After lawmakers spent much of the day negotiating the plan, the House approved the plan first, followed minutes later by the Senate and signed by Governor Tom Wolf about two hours later.

"All in all it was a pretty good day," House Minority Leader Frank Dermody (D - Allegheny County) said. "We didn't get everything that we wanted, not everybody is totally happy, but that means we did alright. We compromised and got a budget done."

"Today's passage of a revenue package means that we avoid another lengthy impasse," Gov. Wolf said in a statement. "Our budget is balanced this year, and we have greatly reduced the Commonwealth's structural budget deficit."

But that did not stop some Republicans from criticizing the plan, saying it unleashes a new round of taxes on Pennsylvanians.

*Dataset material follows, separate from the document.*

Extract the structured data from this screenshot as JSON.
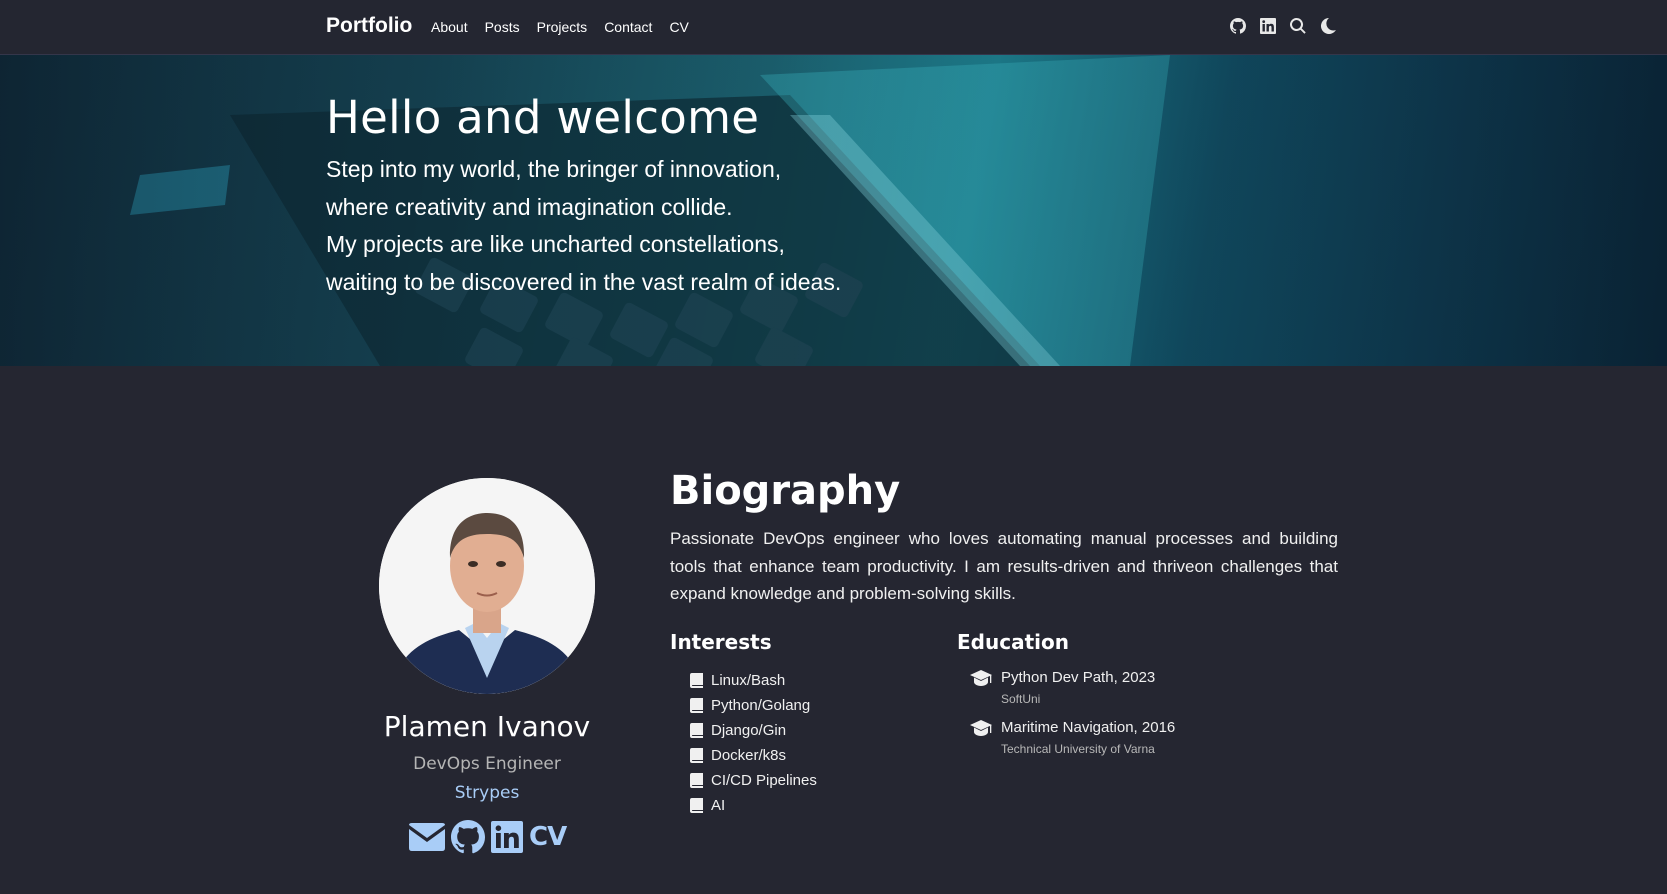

"Hold on to your wallet; the taxes of Harrisburg are coming," Rep. Seth Grove (R - York County) said. "Pennsylvanians already pay billions into taxes, various different taxes already in the Commonwealth, and we just added on to their tax burden."

The plan signed into law now makes all digital downloads subject to the state's six percent sales tax starting in August, meaning the state must move quickly to notify online merchants to collect the sales tax or rely on customers to report purchases on their income taxes.

If it's the latter, Grove tapped into the Pokemon Go craze to cement his concerns that the state definitely won't catch 'em all.

"Pokemon Go. It's an app. All apps are taxable now," he said. "If they're free, you can get around it, but if you purchase any in-app purchases, that's taxable."

Under the plan, cash winnings from the Pennsylvania Lottery are now subject to the state's 3.07 percent income tax.

Another group that appears to lose out is tobacco users, who will pay an additional $1 per pack of cigarettes, as well as a 55 cent per ounce tax on loose or smokeless tobacco, and a 40 percent wholesale tax on e-cigarette products.

The plan also relies on $150 million in projected revenues from the state's recent law allowing wine sales in grocery stores and a tax amnesty program for delinquent taxpayers.

It is also based on $100 million in anticipated revenue from online gambling, which will likely be ironed out when lawmakers return to session in September, and a 2 percent increase on table games in Pennsylvania casinos.

"We did our job and we passed the spending plan obviously on June 30th, we're a few days late here, but by and large, we passed an on-time budget that will adequately fund education and human services," Dermody said.